Indeed, Nodler and his partner and wife, pastry chef Samantha Kincaid, scrambled their way through every pivot possible in the past year to keep their restaurant afloat. They made meal kits. They cooked food for World Central Kitchen. The began grinding fresh masa to supply Proyecto Tamal and their own taco kits.
“We did takeout. We did outdoor dining. We did the Texas barbecue Sunday pop-ups with Scott Hanson. And we did special pop-up events (off-site) all last summer — much of it while I had a broken ankle,” says Nodler. Kincaid also worked a second job as a grain ambassador and recipe developer with Deer Creek Malthouse. “It’s not strictly a financial closure, because we did kind of weather the pandemic. The decision ultimately came from slowing down and reflecting more not just on the past year, but the past decade of grinding we’ve just gone through.”
They will continue serving their four-course tasting menu ($58) through mid-August. Hanson’s pop-up will end on July 4.
The couple have been key players in some of the city’s most notable restaurants since arriving from Madison, Wis., in 2012, including Will BYOB and R2L, High Street on Market, Fork and a.kitchen, as well High Street on Hudson in New York. When they finally launched their own concept, along with initial partner Michael Fry, Cadence became one of the darlings of 2018, serving-up gorgeous, hyper-seasonal local plates with a whole animal ingredients. The live fire hearth lends a rustic touch, and a fine-dining polish that was ambitious for a BYOB. The restaurant earned a three bell review and multiple Top 25 nods from the Inquirer, and was named the best new restaurant in America by Food & Wine in 2019. It was also one of the more progressive restaurant workplaces in town, becoming one of the first to add a surcharge to help pay a healthcare stipend for its seven full-time employees.
In some ways, Cadence was hampered by its national success, which cemented its reputation as a special occasion destination while Nodler and Kincaid aspired to also grow a more accessible connection with their neighborhood by carving out reserved spaces at the chef’s bar for walk-ins, and attempts at a lower-priced lunch service.
Cadence’s closure also reinforces the limitations that Philly’s famed BYOB genre faces when it embraces fine-dining ambitions. The concept’s limited potential for revenue growth can be a challenge.

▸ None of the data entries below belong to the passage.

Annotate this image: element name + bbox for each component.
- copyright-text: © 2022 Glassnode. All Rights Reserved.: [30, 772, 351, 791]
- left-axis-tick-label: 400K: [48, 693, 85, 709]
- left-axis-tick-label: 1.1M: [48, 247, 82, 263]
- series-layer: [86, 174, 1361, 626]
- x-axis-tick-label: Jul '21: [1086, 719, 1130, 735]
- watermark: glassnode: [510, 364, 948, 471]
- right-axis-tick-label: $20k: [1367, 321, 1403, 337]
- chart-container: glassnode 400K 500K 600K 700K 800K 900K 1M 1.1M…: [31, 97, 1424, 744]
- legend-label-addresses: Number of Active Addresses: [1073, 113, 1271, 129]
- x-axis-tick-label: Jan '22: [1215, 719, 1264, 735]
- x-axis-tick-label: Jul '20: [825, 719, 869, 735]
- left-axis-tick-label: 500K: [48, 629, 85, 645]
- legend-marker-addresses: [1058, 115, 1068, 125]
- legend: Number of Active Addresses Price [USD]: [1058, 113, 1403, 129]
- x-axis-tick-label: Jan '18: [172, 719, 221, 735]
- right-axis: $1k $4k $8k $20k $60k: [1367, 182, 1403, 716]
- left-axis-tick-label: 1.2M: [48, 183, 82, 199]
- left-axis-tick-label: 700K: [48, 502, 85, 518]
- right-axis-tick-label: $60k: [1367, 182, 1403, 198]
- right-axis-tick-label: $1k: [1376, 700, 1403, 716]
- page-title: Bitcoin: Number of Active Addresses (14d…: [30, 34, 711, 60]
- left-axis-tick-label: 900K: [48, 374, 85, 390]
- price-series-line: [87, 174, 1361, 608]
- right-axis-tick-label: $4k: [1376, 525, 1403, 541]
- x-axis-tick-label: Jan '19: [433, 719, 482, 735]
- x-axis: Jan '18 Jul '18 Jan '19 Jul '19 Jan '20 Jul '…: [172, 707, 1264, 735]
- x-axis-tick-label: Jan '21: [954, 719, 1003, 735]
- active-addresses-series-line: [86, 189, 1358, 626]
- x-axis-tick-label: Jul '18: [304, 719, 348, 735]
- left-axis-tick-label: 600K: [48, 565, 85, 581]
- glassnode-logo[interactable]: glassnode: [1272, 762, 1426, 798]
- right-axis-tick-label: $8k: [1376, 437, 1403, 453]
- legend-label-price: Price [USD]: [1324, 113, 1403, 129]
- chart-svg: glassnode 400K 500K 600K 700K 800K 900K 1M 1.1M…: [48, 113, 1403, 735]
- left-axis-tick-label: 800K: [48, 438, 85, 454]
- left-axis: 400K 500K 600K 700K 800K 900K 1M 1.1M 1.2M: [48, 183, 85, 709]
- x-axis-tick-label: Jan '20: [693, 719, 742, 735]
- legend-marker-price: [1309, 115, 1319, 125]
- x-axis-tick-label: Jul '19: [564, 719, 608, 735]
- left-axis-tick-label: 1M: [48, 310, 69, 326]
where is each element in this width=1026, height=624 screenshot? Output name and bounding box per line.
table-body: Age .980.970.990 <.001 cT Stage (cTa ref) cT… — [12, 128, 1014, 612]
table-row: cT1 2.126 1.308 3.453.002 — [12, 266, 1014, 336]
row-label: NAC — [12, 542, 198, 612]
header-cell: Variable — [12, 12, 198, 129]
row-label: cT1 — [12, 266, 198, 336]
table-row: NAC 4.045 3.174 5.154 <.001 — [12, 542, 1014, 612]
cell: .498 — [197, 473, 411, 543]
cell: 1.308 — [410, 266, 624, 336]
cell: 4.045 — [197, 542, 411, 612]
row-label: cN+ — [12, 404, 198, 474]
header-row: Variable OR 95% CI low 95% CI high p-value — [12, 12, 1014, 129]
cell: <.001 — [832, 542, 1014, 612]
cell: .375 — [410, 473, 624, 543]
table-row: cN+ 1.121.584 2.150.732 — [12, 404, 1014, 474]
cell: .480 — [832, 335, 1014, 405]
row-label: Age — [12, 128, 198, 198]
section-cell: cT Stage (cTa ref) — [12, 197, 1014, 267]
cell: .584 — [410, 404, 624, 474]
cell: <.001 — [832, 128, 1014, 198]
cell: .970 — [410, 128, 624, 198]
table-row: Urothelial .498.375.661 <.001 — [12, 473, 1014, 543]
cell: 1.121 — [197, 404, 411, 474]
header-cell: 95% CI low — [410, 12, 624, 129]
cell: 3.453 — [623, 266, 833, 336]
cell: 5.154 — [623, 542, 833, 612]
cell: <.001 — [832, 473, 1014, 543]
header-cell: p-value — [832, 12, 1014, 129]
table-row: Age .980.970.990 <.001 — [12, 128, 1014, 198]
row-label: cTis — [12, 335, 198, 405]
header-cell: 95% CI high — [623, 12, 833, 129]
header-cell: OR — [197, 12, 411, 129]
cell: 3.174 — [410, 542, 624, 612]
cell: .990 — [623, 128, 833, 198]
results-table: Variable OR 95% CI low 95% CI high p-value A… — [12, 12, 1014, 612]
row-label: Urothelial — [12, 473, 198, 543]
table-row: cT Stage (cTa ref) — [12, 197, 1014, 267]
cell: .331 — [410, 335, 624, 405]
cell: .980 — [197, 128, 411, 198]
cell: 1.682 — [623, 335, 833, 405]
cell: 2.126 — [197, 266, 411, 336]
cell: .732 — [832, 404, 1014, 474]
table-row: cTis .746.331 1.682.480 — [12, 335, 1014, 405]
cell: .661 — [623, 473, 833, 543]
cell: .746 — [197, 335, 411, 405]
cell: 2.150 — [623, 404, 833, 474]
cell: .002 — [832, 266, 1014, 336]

“People come into the restaurant, look and say, ‘It’s booming!’ But then I’m in the back working in the dish pit and Sam and I are locking the doors every night,” said Nodler. “It’s not that you can’t make it work without the extra revenue liquor. But when you start thinking about having a family and occasionally stepping away, the 90-hour work weeks don’t leave much freedom for other things in life.”
Leaving Philadelphia will be “bittersweet,” he says. “We came here to be a part of the excitement of openings like Will and the arrival of chefs like Peter Serpico and Eli Kulp. We could not have been part of a more immersive culinary scene. We did everything we could to put our heads down and work. We’re sad to be walking away, but hopefully, we left a nice mark.”